ROANOKE TIMES

                         Roanoke Times
                 Copyright (c) 1995, Landmark Communications, Inc.

DATE: FRIDAY, September 9, 1994                   TAG: 9409090085
SECTION: VIRGINIA                    PAGE: B-1   EDITION: METRO 
SOURCE: By RICHARD FOSTER STAFF WRITER
DATELINE:                                 LENGTH: Medium


FRIENDS LOSING HOPE FOR MISSING WOMAN

Sunday morning Pamela Gail Ramey kissed her boyfriend goodbye and disappeared.

Ramey and Jerry Watkins, her high-school sweetheart, had just gotten back together again after Ramey ended her relationship with live-in boyfriend John William Jackson.

She was headed on Sunday morning to the Boonsboro house she had shared with Jackson to attend an afternoon football party.

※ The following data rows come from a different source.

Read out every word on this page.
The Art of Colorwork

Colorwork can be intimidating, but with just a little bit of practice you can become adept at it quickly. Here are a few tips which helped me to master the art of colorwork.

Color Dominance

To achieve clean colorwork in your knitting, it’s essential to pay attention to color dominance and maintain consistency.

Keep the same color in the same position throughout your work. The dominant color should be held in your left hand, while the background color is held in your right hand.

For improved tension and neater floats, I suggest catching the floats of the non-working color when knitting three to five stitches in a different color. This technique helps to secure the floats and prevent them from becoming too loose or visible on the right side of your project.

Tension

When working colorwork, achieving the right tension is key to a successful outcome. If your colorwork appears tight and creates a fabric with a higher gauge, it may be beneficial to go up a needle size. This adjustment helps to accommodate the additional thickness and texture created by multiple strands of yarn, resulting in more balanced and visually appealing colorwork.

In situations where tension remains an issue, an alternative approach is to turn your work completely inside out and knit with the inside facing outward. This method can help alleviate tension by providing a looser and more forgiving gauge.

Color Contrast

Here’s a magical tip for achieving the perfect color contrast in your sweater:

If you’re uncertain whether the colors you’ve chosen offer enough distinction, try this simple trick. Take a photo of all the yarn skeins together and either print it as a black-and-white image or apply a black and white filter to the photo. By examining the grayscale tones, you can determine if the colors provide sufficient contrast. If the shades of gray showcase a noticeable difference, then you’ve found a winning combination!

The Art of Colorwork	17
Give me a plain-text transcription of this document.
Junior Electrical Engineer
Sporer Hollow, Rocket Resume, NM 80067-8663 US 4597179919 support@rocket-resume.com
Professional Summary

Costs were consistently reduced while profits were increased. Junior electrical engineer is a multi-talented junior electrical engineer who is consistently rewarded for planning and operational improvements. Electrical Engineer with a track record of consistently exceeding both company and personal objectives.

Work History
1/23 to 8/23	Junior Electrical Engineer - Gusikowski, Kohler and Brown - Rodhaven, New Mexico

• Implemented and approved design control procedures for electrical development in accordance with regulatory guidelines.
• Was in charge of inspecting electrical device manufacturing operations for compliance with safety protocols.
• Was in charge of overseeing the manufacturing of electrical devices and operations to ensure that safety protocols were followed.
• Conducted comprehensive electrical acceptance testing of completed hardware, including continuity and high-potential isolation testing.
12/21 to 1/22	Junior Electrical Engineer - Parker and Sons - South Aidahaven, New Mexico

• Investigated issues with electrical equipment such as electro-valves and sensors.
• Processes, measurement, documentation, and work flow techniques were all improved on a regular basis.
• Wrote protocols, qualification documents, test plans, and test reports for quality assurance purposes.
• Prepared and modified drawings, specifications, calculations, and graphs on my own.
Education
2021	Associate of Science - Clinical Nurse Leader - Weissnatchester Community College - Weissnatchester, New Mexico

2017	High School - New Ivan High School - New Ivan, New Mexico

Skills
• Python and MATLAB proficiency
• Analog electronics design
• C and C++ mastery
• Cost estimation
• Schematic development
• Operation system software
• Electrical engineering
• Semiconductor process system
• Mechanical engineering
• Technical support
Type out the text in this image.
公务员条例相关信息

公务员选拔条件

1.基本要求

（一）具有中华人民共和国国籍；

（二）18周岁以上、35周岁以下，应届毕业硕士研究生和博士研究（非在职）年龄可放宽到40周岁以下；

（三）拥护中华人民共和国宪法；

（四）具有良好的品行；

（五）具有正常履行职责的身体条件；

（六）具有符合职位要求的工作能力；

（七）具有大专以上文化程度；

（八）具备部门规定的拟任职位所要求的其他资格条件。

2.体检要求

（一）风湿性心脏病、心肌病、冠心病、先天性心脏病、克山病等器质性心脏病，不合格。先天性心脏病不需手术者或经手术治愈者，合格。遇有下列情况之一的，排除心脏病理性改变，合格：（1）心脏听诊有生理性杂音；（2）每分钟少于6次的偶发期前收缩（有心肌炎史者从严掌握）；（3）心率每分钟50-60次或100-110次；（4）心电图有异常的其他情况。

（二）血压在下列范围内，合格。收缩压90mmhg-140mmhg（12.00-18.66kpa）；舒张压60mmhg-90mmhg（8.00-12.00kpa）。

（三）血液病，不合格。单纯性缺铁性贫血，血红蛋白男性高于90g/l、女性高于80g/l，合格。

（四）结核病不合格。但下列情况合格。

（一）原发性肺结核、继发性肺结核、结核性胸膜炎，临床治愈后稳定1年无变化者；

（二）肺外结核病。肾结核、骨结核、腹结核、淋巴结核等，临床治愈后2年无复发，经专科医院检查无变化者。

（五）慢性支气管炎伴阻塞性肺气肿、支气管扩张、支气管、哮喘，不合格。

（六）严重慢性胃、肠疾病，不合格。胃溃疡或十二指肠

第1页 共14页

"She said, 'I love you. I'll be back, I promise,'" Watkins recalled. "And she never came back."

Thursday night, Watkins stood outside his home, looking at the sky. "We're losing daylight," he said. "I've got to get on the road again. I'll search the woods, ride the roads. I can't give up hope.

"I'd give my life to have her back."

He has been searching nonstop for Ramey since he went to her workplace at Prime Time Rentals in Lynchburg on Tuesday morning and found out that she had not come to work. He called police and told them she was missing.

According to an affidavit filed in Lynchburg Circuit Court on Tuesday, Lynchburg police Officer Wallace W. Layne went to question Jackson on Tuesday night. Jackson had some of Ramey's jewelry and personal belongings.

Layne said in the affidavit that Jackson later asked him, "How much time am I going to serve for this?" then struck the officer and took off in his car at high speed toward the Bedford County line about a quarter-mile away.

Jackson abandoned his car in Bedford County and fled into the woods. Wednesday morning, Lynchburg police and Bedford County sheriff's deputies found Jackson, 26, dead of an apparent suicide, strangled by a shoestring tied to a fence.

Lynchburg police have no leads to Ramey's whereabouts. She and her car - a red four-door 1990 Mitsubishi Mirage, license plate LXQ-387 - seem to have vanished. State police helicopters scoured the Forest area in Bedford County and Lynchburg for almost five hours Wednesday afternoon, finding nothing. A search of the house where Jackson lived yielded only a few bullets from a night stand drawer and some photographs.

Police found Ramey's clothes in a trash bin behind Bull's Tex-Mex Steakhouse in Lynchburg on Wednesday.

Laura Cofer, Ramey's best friend, arrived from Atlanta on Thursday. She and Ramey, 25, were roommates in Lynchburg from 1988 until 1992. She remembers her best friend as a football fanatic and devoted mother whose world revolved around her 4-year-old daughter, Brittany.

"It is not like Pam" to disappear, she said. "She's too responsible. Nothing was more important to her than Brittany."

The child is staying with Ramey's parents, who have come to Lynchburg from Mississippi.

Cofer spent much time with Ramey and Jackson before she moved.

She said she called Jackson's house in Boonsboro on Sunday afternoon and Jackson told her that Ramey never made it to the party.

Jackson, who worked on mufflers at Kerr Tire in Lynchburg, was "never violent in any way toward Pam," Cofer said. "I never would've expected him to do anything like this."